NGOs not for power or profit
NGOs not for power or profit

Africa-Press – Namibia. THE convenor of World Non-Governmental Organisation Day, Ronny Dempers, says these institutions do not exist to acquire power or to make money but to uplift the societies they serve.

He said non-governmental organisation (NGO) vacancies are not third-world jobs that people take because they can’t get employed.

“If you are an NGO that is interested in power and making profit, you have graduated to another stage and should no longer be considered as one,” said Dempers on Wednesday during the celebration in Windhoek.

He added that such events are meant for individuals and organisations to get together, celebrate and reorganise.

“Because we are also faced with different challenges, or a moment such as this, it’s time to express our achievements, our challenges as a collective,” he stated.

He was equally concerned that some organisations just disappeared from the radar and wondered what was causing this.

“We want to say on this day to the world and to Namibia that we exist to make a difference. We want to qualify and quantify our contributions as a sector. We are also coming together on this day to recommit and redouble ourselves as a sector towards good governance,” Dempers said.

He further said, “We are also here to show that being in the sector is not a job for the third class and shouldn’t be the last drop off because you are unemployed”.

Dempers said it is a profession and it needs to grow, adding that it is capable of being seen as a career path.

“Some of us belong in the sector, and we need to create a conducive environment that attracts young people to be able to flow into the sector to make the sector most sustainable. But the current conditions of service are some of the things that we need to reflect on,” he pointed out. FNB’s account executive Bolle Hans said NGOs promote pluralism, diversity, and tolerance in society while protecting and strengthening cultural, religious, and other identities. “They stand out, thanks to their capacity to reach out to empower, represent, and defend vulnerable and socially excluded groups and trigger social innovation,” said Hans. He added that with an annual investment of over N$15 million in corporate social responsibility, the group remains committed to doing what matters throughout Namibia.

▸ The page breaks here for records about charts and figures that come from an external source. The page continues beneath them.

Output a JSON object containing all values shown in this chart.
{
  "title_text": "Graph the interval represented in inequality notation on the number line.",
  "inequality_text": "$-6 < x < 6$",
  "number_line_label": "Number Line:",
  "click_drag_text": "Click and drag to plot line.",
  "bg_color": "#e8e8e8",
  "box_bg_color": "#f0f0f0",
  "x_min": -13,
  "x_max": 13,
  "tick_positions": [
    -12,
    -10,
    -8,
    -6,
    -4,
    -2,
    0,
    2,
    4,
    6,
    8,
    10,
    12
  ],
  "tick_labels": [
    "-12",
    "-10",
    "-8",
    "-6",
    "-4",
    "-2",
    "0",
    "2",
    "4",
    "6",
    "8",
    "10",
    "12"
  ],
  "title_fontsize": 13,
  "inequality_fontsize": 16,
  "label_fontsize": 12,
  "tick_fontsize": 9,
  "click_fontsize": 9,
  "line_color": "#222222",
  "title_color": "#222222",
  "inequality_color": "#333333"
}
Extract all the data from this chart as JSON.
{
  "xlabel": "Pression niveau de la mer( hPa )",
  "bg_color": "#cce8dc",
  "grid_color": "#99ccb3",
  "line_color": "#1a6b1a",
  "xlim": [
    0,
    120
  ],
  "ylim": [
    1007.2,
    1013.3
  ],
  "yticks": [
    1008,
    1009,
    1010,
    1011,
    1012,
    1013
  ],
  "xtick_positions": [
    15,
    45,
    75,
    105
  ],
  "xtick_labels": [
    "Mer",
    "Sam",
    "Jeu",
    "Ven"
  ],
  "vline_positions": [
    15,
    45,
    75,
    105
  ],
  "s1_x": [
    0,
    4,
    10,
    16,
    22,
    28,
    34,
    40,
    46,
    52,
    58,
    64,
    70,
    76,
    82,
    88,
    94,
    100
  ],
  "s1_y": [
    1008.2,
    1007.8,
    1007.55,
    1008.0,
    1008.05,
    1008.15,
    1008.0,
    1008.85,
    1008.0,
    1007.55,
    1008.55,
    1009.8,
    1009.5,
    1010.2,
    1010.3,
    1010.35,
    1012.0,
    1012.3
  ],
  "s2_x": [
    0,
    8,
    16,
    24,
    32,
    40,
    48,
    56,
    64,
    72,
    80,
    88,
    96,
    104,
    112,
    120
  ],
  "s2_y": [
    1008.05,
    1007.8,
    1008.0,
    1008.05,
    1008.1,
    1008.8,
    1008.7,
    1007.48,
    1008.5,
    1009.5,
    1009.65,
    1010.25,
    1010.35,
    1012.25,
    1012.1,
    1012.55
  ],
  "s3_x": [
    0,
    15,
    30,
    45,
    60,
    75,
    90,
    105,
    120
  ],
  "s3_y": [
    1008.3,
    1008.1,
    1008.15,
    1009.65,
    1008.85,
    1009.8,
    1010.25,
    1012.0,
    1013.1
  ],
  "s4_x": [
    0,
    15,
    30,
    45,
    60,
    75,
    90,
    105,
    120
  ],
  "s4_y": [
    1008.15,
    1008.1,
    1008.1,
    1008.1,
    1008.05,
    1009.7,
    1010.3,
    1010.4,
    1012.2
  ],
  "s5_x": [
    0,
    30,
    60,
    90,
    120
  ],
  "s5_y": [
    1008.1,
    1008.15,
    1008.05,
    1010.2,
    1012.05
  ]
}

“The work of our NGO partners inspires us to be more than a bank, more than an investment house or advisors,” he said.

He indicated that NGOs are valuable and efficient implementers of human rights and development work, and this is due to their closeness and commitment to communities, a project that has impacted over one million Namibians.

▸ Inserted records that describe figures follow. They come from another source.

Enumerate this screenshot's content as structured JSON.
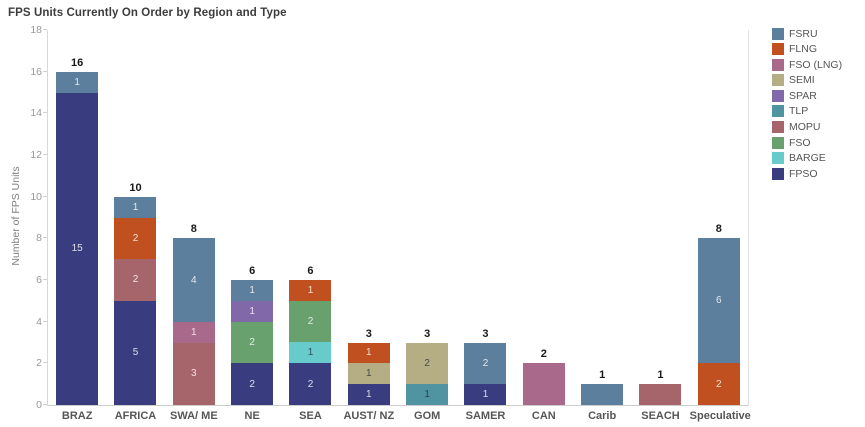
{
  "title": "FPS Units Currently On Order by Region and Type",
  "chart_data": {
    "type": "bar",
    "stacked": true,
    "title": "FPS Units Currently On Order by Region and Type",
    "xlabel": "",
    "ylabel": "Number of FPS Units",
    "ylim": [
      0,
      18
    ],
    "ytick_step": 2,
    "grid": false,
    "legend_position": "top-right",
    "legend_order": [
      "FSRU",
      "FLNG",
      "FSO (LNG)",
      "SEMI",
      "SPAR",
      "TLP",
      "MOPU",
      "FSO",
      "BARGE",
      "FPSO"
    ],
    "types": {
      "FSRU": {
        "color": "#5d7f9e",
        "label_style": "light"
      },
      "FLNG": {
        "color": "#c0501f",
        "label_style": "light"
      },
      "FSO (LNG)": {
        "color": "#a8698b",
        "label_style": "light"
      },
      "SEMI": {
        "color": "#b5ae85",
        "label_style": "dark"
      },
      "SPAR": {
        "color": "#8168a8",
        "label_style": "light"
      },
      "TLP": {
        "color": "#4f94a0",
        "label_style": "dark"
      },
      "MOPU": {
        "color": "#a5656b",
        "label_style": "light"
      },
      "FSO": {
        "color": "#68a06e",
        "label_style": "light"
      },
      "BARGE": {
        "color": "#66cbca",
        "label_style": "dark"
      },
      "FPSO": {
        "color": "#393c7f",
        "label_style": "light"
      }
    },
    "categories": [
      "BRAZ",
      "AFRICA",
      "SWA/ ME",
      "NE",
      "SEA",
      "AUST/ NZ",
      "GOM",
      "SAMER",
      "CAN",
      "Carib",
      "SEACH",
      "Speculative"
    ],
    "bars": [
      {
        "category": "BRAZ",
        "total": 16,
        "segments": [
          {
            "type": "FPSO",
            "value": 15
          },
          {
            "type": "FSRU",
            "value": 1
          }
        ]
      },
      {
        "category": "AFRICA",
        "total": 10,
        "segments": [
          {
            "type": "FPSO",
            "value": 5
          },
          {
            "type": "MOPU",
            "value": 2
          },
          {
            "type": "FLNG",
            "value": 2
          },
          {
            "type": "FSRU",
            "value": 1
          }
        ]
      },
      {
        "category": "SWA/ ME",
        "total": 8,
        "segments": [
          {
            "type": "MOPU",
            "value": 3
          },
          {
            "type": "FSO (LNG)",
            "value": 1
          },
          {
            "type": "FSRU",
            "value": 4
          }
        ]
      },
      {
        "category": "NE",
        "total": 6,
        "segments": [
          {
            "type": "FPSO",
            "value": 2
          },
          {
            "type": "FSO",
            "value": 2
          },
          {
            "type": "SPAR",
            "value": 1
          },
          {
            "type": "FSRU",
            "value": 1
          }
        ]
      },
      {
        "category": "SEA",
        "total": 6,
        "segments": [
          {
            "type": "FPSO",
            "value": 2
          },
          {
            "type": "BARGE",
            "value": 1
          },
          {
            "type": "FSO",
            "value": 2
          },
          {
            "type": "FLNG",
            "value": 1
          }
        ]
      },
      {
        "category": "AUST/ NZ",
        "total": 3,
        "segments": [
          {
            "type": "FPSO",
            "value": 1
          },
          {
            "type": "SEMI",
            "value": 1
          },
          {
            "type": "FLNG",
            "value": 1
          }
        ]
      },
      {
        "category": "GOM",
        "total": 3,
        "segments": [
          {
            "type": "TLP",
            "value": 1
          },
          {
            "type": "SEMI",
            "value": 2
          }
        ]
      },
      {
        "category": "SAMER",
        "total": 3,
        "segments": [
          {
            "type": "FPSO",
            "value": 1
          },
          {
            "type": "FSRU",
            "value": 2
          }
        ]
      },
      {
        "category": "CAN",
        "total": 2,
        "segments": [
          {
            "type": "FSO (LNG)",
            "value": 2
          }
        ]
      },
      {
        "category": "Carib",
        "total": 1,
        "segments": [
          {
            "type": "FSRU",
            "value": 1
          }
        ]
      },
      {
        "category": "SEACH",
        "total": 1,
        "segments": [
          {
            "type": "MOPU",
            "value": 1
          }
        ]
      },
      {
        "category": "Speculative",
        "total": 8,
        "segments": [
          {
            "type": "FLNG",
            "value": 2
          },
          {
            "type": "FSRU",
            "value": 6
          }
        ]
      }
    ]
  }
}
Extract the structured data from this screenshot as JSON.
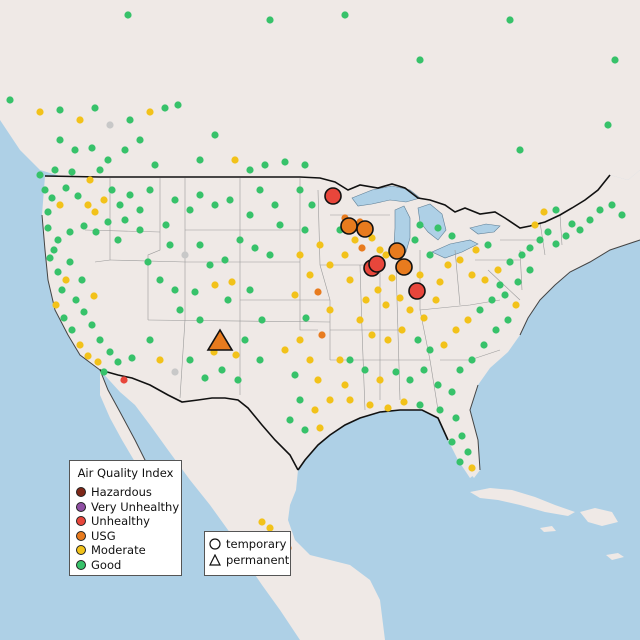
{
  "legend": {
    "title": "Air Quality Index",
    "categories": [
      {
        "label": "Hazardous",
        "color": "#7e2718"
      },
      {
        "label": "Very Unhealthy",
        "color": "#8f4fa3"
      },
      {
        "label": "Unhealthy",
        "color": "#e8463b"
      },
      {
        "label": "USG",
        "color": "#e87b1e"
      },
      {
        "label": "Moderate",
        "color": "#f2c21a"
      },
      {
        "label": "Good",
        "color": "#37c26a"
      }
    ]
  },
  "monitor_types": {
    "temporary": "temporary",
    "permanent": "permanent"
  },
  "colors": {
    "water": "#aed0e6",
    "land": "#efe9e6",
    "no_data": "#c8c8c8"
  }
}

United Nations Development Plan country representative Alka Bhatia said credit should be given to NGOs as they fill in gaps left by the government.

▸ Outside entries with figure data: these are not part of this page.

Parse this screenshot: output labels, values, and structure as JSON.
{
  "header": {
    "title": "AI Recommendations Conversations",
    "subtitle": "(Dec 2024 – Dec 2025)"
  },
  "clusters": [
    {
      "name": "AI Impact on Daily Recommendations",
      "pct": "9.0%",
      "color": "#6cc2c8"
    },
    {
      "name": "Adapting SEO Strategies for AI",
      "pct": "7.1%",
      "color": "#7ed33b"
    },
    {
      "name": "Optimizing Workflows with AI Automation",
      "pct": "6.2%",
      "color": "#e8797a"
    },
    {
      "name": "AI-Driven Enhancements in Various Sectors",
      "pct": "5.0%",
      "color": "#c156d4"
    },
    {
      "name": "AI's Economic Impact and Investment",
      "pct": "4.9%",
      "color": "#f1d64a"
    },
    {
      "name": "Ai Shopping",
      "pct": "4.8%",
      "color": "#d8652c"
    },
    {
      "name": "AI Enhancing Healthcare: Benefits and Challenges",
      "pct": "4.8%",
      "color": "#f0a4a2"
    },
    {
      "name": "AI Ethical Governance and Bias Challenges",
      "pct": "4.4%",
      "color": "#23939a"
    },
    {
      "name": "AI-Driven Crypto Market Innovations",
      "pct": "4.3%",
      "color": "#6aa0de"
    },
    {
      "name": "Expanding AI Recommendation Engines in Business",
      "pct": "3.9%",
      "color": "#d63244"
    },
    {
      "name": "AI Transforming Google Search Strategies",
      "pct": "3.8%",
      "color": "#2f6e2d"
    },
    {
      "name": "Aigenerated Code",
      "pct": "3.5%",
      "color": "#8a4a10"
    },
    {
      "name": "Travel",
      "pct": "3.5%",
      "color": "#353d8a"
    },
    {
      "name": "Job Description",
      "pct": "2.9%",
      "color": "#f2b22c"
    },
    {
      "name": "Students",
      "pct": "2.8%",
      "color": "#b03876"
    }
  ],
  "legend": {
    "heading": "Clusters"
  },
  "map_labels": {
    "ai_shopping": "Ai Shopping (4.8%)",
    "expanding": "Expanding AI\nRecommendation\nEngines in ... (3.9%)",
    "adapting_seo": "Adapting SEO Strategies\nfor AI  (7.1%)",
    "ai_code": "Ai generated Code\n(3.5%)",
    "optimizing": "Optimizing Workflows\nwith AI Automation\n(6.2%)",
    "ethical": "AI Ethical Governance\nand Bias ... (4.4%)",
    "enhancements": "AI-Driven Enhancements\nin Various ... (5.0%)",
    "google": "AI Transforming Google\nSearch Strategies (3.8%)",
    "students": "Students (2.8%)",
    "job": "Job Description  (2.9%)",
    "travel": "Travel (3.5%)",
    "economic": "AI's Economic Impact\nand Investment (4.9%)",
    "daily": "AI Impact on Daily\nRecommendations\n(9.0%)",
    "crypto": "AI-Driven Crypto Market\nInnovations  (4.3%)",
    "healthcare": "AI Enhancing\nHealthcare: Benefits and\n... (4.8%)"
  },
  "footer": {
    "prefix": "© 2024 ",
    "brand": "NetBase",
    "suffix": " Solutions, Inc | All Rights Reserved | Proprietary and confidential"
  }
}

“What is needed here is collective action, collaboration, and commitment. In fact, all institutions must pull together and ensure that we focus on the future,” said Bhatia.

She noted that the late President Hage Geingob’s message on systems in institutions and processes must be kept alive.

“Our engagement ranges from engaging policymakers with building transferable skills among the youth in rural areas, sensitising the youth on environmental issues and promoting responsible citizenship representing a vital component in nurturing future environmental and development leaders,” she said. The executive director of the Institute of Public Policy Research (IPPR) Graham Hopwood said civil society might be small, but it is impactful and crucial in issues around the basic income grant, equal rights, and the red line among others. “However, funding remains a critical issue. Upper middle-income donors are prioritised and there is a lack of philanthropy and limited CSI,” he stated.